I am a life-long Alaskan (72 years), I am finally jumping in to the debate over SB21 … that I do so now is due to a sickening sense that folks are more concerned about jobs and ‘now’ than they are about what I see down the road … an avalanche of debt for the State of Alaska, and no way to get rid of it. Well, of course, there IS a way to eliminate the debt … three ways, actually … tap into the Permanent Fund, reinstitute State income tax, or institute a state sales tax.
First, the oil companies are not here because they love us and want to see Alaska do well. They are here for the oil. Period. And until that last drop runs down the pipeline to Valdez, they aren’t leaving.
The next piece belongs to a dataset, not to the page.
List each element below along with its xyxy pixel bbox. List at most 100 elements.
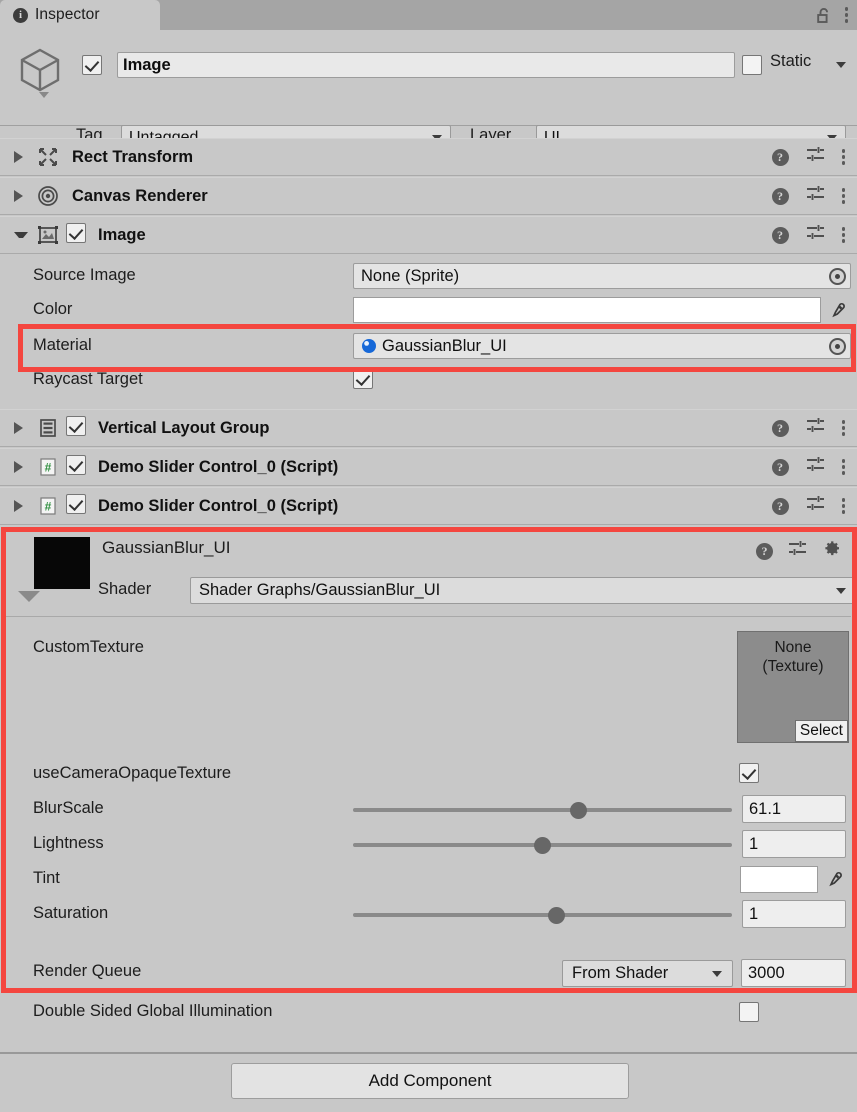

They posture and protest, and threaten, that jobs will be lost, work will slow down, the sky will fall … because they have to pay Alaskans, who own the oil, a fair share of taxes.
Here’s a little history: I lived through three of the four resource extractions that have been taken out of Alaska. I missed the gold rush. After that, were the canneries, who used fish traps with impunity to rape and pillage nearly the entire salmon industry in Alaska. Statehood stopped that.
Next on the scene was the timber industry. Alaska had always supported a small thriving sawmill industry that sustained itself, but there was all that timber, virtually free, and in popped two pulp mills … one in Ketchikan, 1954, and one in Sitka in 1959. Having to log under ‘rules’ didn’t suit them, so by the 1980’s they had abandoned Alaska with their riches.
And then came oil. Different though. Oil was after a finite, non-renewable resource. Fish hatcheries and reforestation will never replace oil when it’s gone. With oil, we felt rich. We were rich. We had people like Gov. Hammond giving us the PFD so we could all share, and people like Byron Mallott ensuring it was set up for our benefit. We had many leaders who cared more for the well-being of the State than for short term gain. We got railroaded. The resource rapists are several giants who are sitting on our resource and threatening us. They quit buying legislators, and instead made sure they got ‘company people’ elected into positions which would guarantee the oil companies would be writing the laws to get oil as cheaply as possible. What do the people of Alaska have to hope for when the oil is gone? Go back to paragraph one. That is what our choices will be.
I live in Alaska because I love it. I hate to see it suffer at the hands of interests who don’t care. Alaska deserves better. We deserve better. We deserve not to be left holding the bag of interminable debt. Sending SB21 back to the legislature for a rewrite so that Alaska gets a fair and equitable share of our resource money will not make the oil companies go away. What do you want our future to look like? If you don’t care, well, so be it. If, however, you can see down the road, let’s work together to make sure Alaska gets its fair share now, so we can invest in a future when there is no oil.
Read the pertinent material; know the truth; vote early; vote smart.